Final proof details • We define what constitutes a valid schedulefor changing the epsilons (one for each hypothesis) and the number of rounds per epoch • Number of rounds should increase fast enough to get nonzero probability of never restarting (if hypothesis is true) • Chebyshev’s inequality then allows us to bound the probability of restart in a given epoch • This allows us to prove the paper’s main results: • Theorem. AWESOME (with a valid schedule) converges to a best response against (eventually) stationary opponents. • Theorem. AWESOME (with a valid schedule) converges to a Nash equilibrium in self-play. • Interestingly, it is not always the pre-computed equilibrium!

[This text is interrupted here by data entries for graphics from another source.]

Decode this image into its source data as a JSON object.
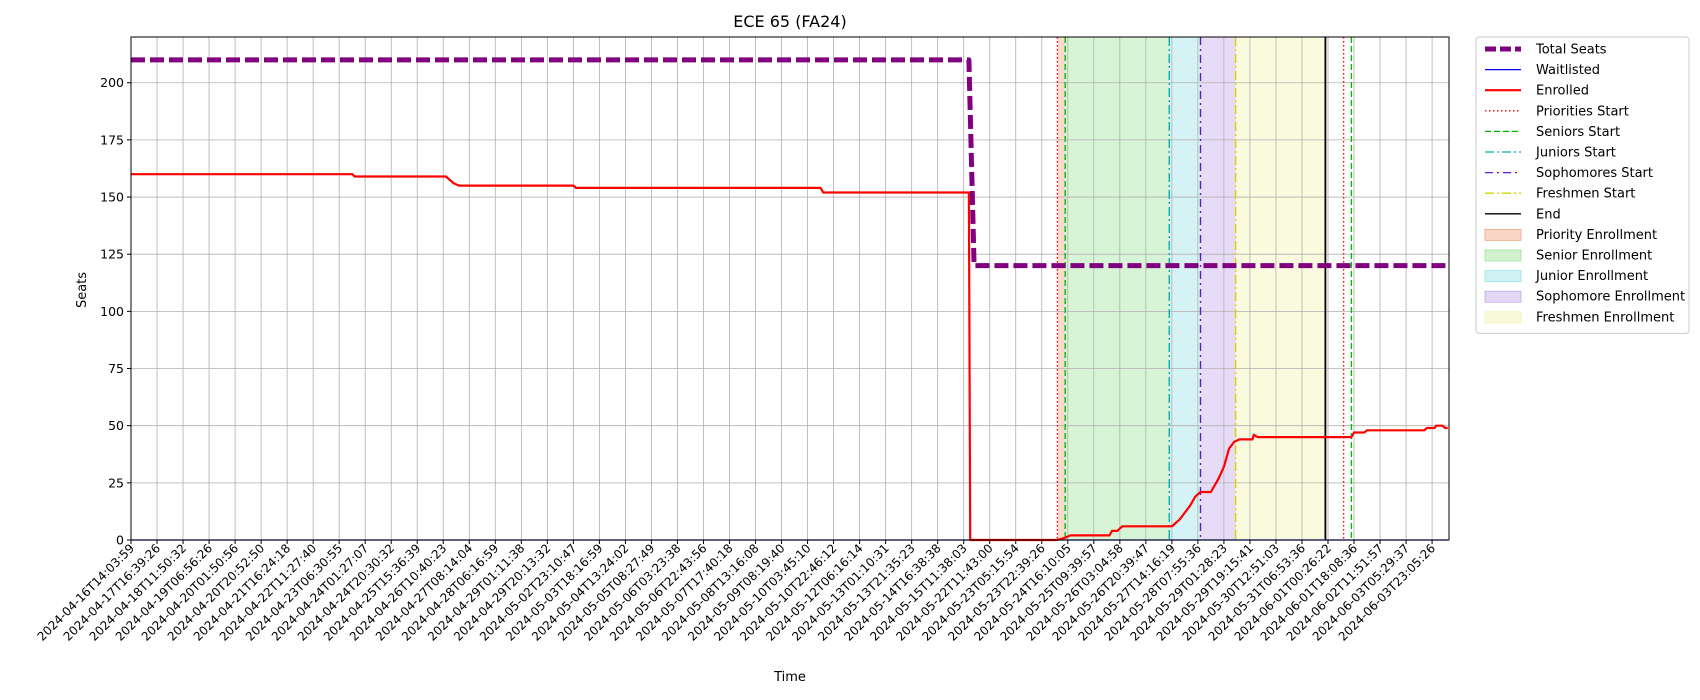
{
  "chart_data": {
    "type": "line",
    "title": "ECE 65 (FA24)",
    "xlabel": "Time",
    "ylabel": "Seats",
    "ylim": [
      0,
      220
    ],
    "yticks": [
      0,
      25,
      50,
      75,
      100,
      125,
      150,
      175,
      200
    ],
    "grid": true,
    "legend_position": "outside-right",
    "x_tick_labels": [
      "2024-04-16T14:03:59",
      "2024-04-17T16:39:26",
      "2024-04-18T11:50:32",
      "2024-04-19T06:56:26",
      "2024-04-20T01:50:56",
      "2024-04-20T20:52:50",
      "2024-04-21T16:24:18",
      "2024-04-22T11:27:40",
      "2024-04-23T06:30:55",
      "2024-04-24T01:27:07",
      "2024-04-24T20:30:32",
      "2024-04-25T15:36:39",
      "2024-04-26T10:40:23",
      "2024-04-27T08:14:04",
      "2024-04-28T06:16:59",
      "2024-04-29T01:11:38",
      "2024-04-29T20:13:32",
      "2024-05-02T23:10:47",
      "2024-05-03T18:16:59",
      "2024-05-04T13:24:02",
      "2024-05-05T08:27:49",
      "2024-05-06T03:23:38",
      "2024-05-06T22:43:56",
      "2024-05-07T17:40:18",
      "2024-05-08T13:16:08",
      "2024-05-09T08:19:40",
      "2024-05-10T03:45:10",
      "2024-05-10T22:46:12",
      "2024-05-12T06:16:14",
      "2024-05-13T01:10:31",
      "2024-05-13T21:35:23",
      "2024-05-14T16:38:38",
      "2024-05-15T11:38:03",
      "2024-05-22T11:43:00",
      "2024-05-23T05:15:54",
      "2024-05-23T22:39:26",
      "2024-05-24T16:10:05",
      "2024-05-25T09:39:57",
      "2024-05-26T03:04:58",
      "2024-05-26T20:39:47",
      "2024-05-27T14:16:19",
      "2024-05-28T07:55:36",
      "2024-05-29T01:28:23",
      "2024-05-29T19:15:41",
      "2024-05-30T12:51:03",
      "2024-05-31T06:53:36",
      "2024-06-01T00:26:22",
      "2024-06-01T18:08:36",
      "2024-06-02T11:51:57",
      "2024-06-03T05:29:37",
      "2024-06-03T23:05:26"
    ],
    "series": [
      {
        "name": "Total Seats",
        "color": "#800080",
        "style": "dashed-thick",
        "points": [
          [
            0,
            210
          ],
          [
            32.2,
            210
          ],
          [
            32.4,
            120
          ],
          [
            50.6,
            120
          ]
        ]
      },
      {
        "name": "Waitlisted",
        "color": "#0000ff",
        "style": "solid",
        "points": [
          [
            0,
            0
          ],
          [
            50.6,
            0
          ]
        ]
      },
      {
        "name": "Enrolled",
        "color": "#ff0000",
        "style": "solid-thick",
        "points": [
          [
            0,
            160
          ],
          [
            8.5,
            160
          ],
          [
            8.6,
            159
          ],
          [
            12.1,
            159
          ],
          [
            12.4,
            156
          ],
          [
            12.6,
            155
          ],
          [
            17.0,
            155
          ],
          [
            17.1,
            154
          ],
          [
            26.5,
            154
          ],
          [
            26.6,
            152
          ],
          [
            32.2,
            152
          ],
          [
            32.25,
            0
          ],
          [
            35.6,
            0
          ],
          [
            35.9,
            1
          ],
          [
            36.1,
            2
          ],
          [
            37.6,
            2
          ],
          [
            37.7,
            4
          ],
          [
            37.9,
            4
          ],
          [
            38.0,
            5
          ],
          [
            38.1,
            6
          ],
          [
            40.0,
            6
          ],
          [
            40.1,
            7
          ],
          [
            40.3,
            9
          ],
          [
            40.5,
            12
          ],
          [
            40.7,
            15
          ],
          [
            40.9,
            19
          ],
          [
            41.1,
            21
          ],
          [
            41.5,
            21
          ],
          [
            41.6,
            23
          ],
          [
            41.8,
            27
          ],
          [
            42.0,
            32
          ],
          [
            42.2,
            40
          ],
          [
            42.4,
            43
          ],
          [
            42.6,
            44
          ],
          [
            43.1,
            44
          ],
          [
            43.15,
            46
          ],
          [
            43.3,
            45
          ],
          [
            46.9,
            45
          ],
          [
            47.0,
            47
          ],
          [
            47.4,
            47
          ],
          [
            47.5,
            48
          ],
          [
            49.7,
            48
          ],
          [
            49.8,
            49
          ],
          [
            50.1,
            49
          ],
          [
            50.15,
            50
          ],
          [
            50.4,
            50
          ],
          [
            50.5,
            49
          ],
          [
            50.6,
            49
          ]
        ]
      }
    ],
    "phase_lines": [
      {
        "name": "Priorities Start",
        "color": "#ff0000",
        "style": "dotted",
        "x": [
          35.6,
          46.6
        ]
      },
      {
        "name": "Seniors Start",
        "color": "#00bb00",
        "style": "dashed",
        "x": [
          35.9,
          46.9
        ]
      },
      {
        "name": "Juniors Start",
        "color": "#00b0b0",
        "style": "dashdot",
        "x": [
          39.9
        ]
      },
      {
        "name": "Sophomores Start",
        "color": "#5a1ad6",
        "style": "dashdotted",
        "x": [
          41.1
        ]
      },
      {
        "name": "Freshmen Start",
        "color": "#d8d000",
        "style": "dashdot",
        "x": [
          42.45
        ]
      },
      {
        "name": "End",
        "color": "#000000",
        "style": "solid",
        "x": [
          45.9
        ]
      }
    ],
    "phase_spans": [
      {
        "name": "Priority Enrollment",
        "color": "#f4a582",
        "from": 35.6,
        "to": 35.9
      },
      {
        "name": "Senior Enrollment",
        "color": "#9be39b",
        "from": 35.9,
        "to": 39.9
      },
      {
        "name": "Junior Enrollment",
        "color": "#96e2e6",
        "from": 39.9,
        "to": 41.1
      },
      {
        "name": "Sophomore Enrollment",
        "color": "#c2a8ea",
        "from": 41.1,
        "to": 42.45
      },
      {
        "name": "Freshmen Enrollment",
        "color": "#f2f2b0",
        "from": 42.45,
        "to": 45.9
      }
    ],
    "legend": [
      {
        "label": "Total Seats",
        "kind": "line",
        "color": "#800080",
        "style": "dashed-thick"
      },
      {
        "label": "Waitlisted",
        "kind": "line",
        "color": "#0000ff",
        "style": "solid"
      },
      {
        "label": "Enrolled",
        "kind": "line",
        "color": "#ff0000",
        "style": "solid-thick"
      },
      {
        "label": "Priorities Start",
        "kind": "line",
        "color": "#ff0000",
        "style": "dotted"
      },
      {
        "label": "Seniors Start",
        "kind": "line",
        "color": "#00bb00",
        "style": "dashed"
      },
      {
        "label": "Juniors Start",
        "kind": "line",
        "color": "#00b0b0",
        "style": "dashdot"
      },
      {
        "label": "Sophomores Start",
        "kind": "line",
        "color": "#5a1ad6",
        "style": "dashdotted"
      },
      {
        "label": "Freshmen Start",
        "kind": "line",
        "color": "#d8d000",
        "style": "dashdot"
      },
      {
        "label": "End",
        "kind": "line",
        "color": "#000000",
        "style": "solid"
      },
      {
        "label": "Priority Enrollment",
        "kind": "patch",
        "color": "#f4a582"
      },
      {
        "label": "Senior Enrollment",
        "kind": "patch",
        "color": "#9be39b"
      },
      {
        "label": "Junior Enrollment",
        "kind": "patch",
        "color": "#96e2e6"
      },
      {
        "label": "Sophomore Enrollment",
        "kind": "patch",
        "color": "#c2a8ea"
      },
      {
        "label": "Freshmen Enrollment",
        "kind": "patch",
        "color": "#f2f2b0"
      }
    ]
  }
}
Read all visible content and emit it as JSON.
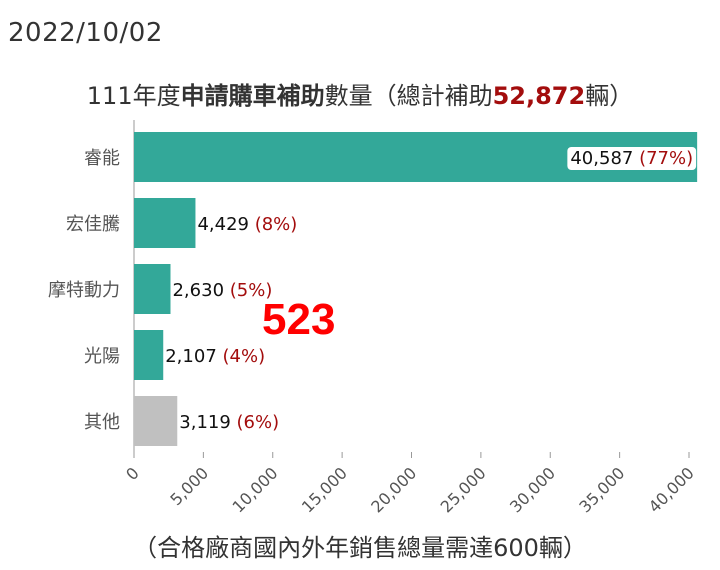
{
  "date": "2022/10/02",
  "title": {
    "prefix": "111年度",
    "bold": "申請購車補助",
    "middle": "數量（總計補助",
    "total": "52,872",
    "suffix": "輛）"
  },
  "stamp": "523",
  "footnote": "（合格廠商國內外年銷售總量需達600輛）",
  "colors": {
    "bar": "#33a899",
    "other": "#c0c0c0",
    "pct": "#a30d0d"
  },
  "chart_data": {
    "type": "bar",
    "orientation": "horizontal",
    "categories": [
      "睿能",
      "宏佳騰",
      "摩特動力",
      "光陽",
      "其他"
    ],
    "values": [
      40587,
      4429,
      2630,
      2107,
      3119
    ],
    "value_labels": [
      "40,587",
      "4,429",
      "2,630",
      "2,107",
      "3,119"
    ],
    "percent_labels": [
      "(77%)",
      "(8%)",
      "(5%)",
      "(4%)",
      "(6%)"
    ],
    "xlim": [
      0,
      40000
    ],
    "xticks": [
      0,
      5000,
      10000,
      15000,
      20000,
      25000,
      30000,
      35000,
      40000
    ],
    "xtick_labels": [
      "0",
      "5,000",
      "10,000",
      "15,000",
      "20,000",
      "25,000",
      "30,000",
      "35,000",
      "40,000"
    ],
    "grid": false,
    "legend": "none"
  }
}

Summary • AWESOME is (to our knowledge) the first algorithm for learning in general repeated games that: • Converges to a best response against (eventually) stationary opponents • Converges to a Nash equilibrium in self-play • Basic idea: try to adapt (best-respond) when everybody appears to be playing stationary strategies, but otherwise go back to the equilibrium • AWESOME achieves this by testing various hypotheses each epoch of rounds • Convergence can be proved for carefully constructed schedules for simultaneously increasing • the strength of the test • the number of rounds per epoch
Future research • Speed of convergence • Does AWESOME converge fast? • For which schedules of increasing the number of rounds per epoch & strength of the test? • Can it be changed to converge faster? • Does AWESOME have additional properties? • For example, basic idea seems fairly “safe” in zero-sum games • Add code to the algorithm skeleton to obtain other properties? • Fewer assumptions • Can we integrate learning the structure of the game? • Can AWESOME be simplified? • E.g., not having to compute a Nash equilibrium • Are the proof techniques we used useful elsewhere?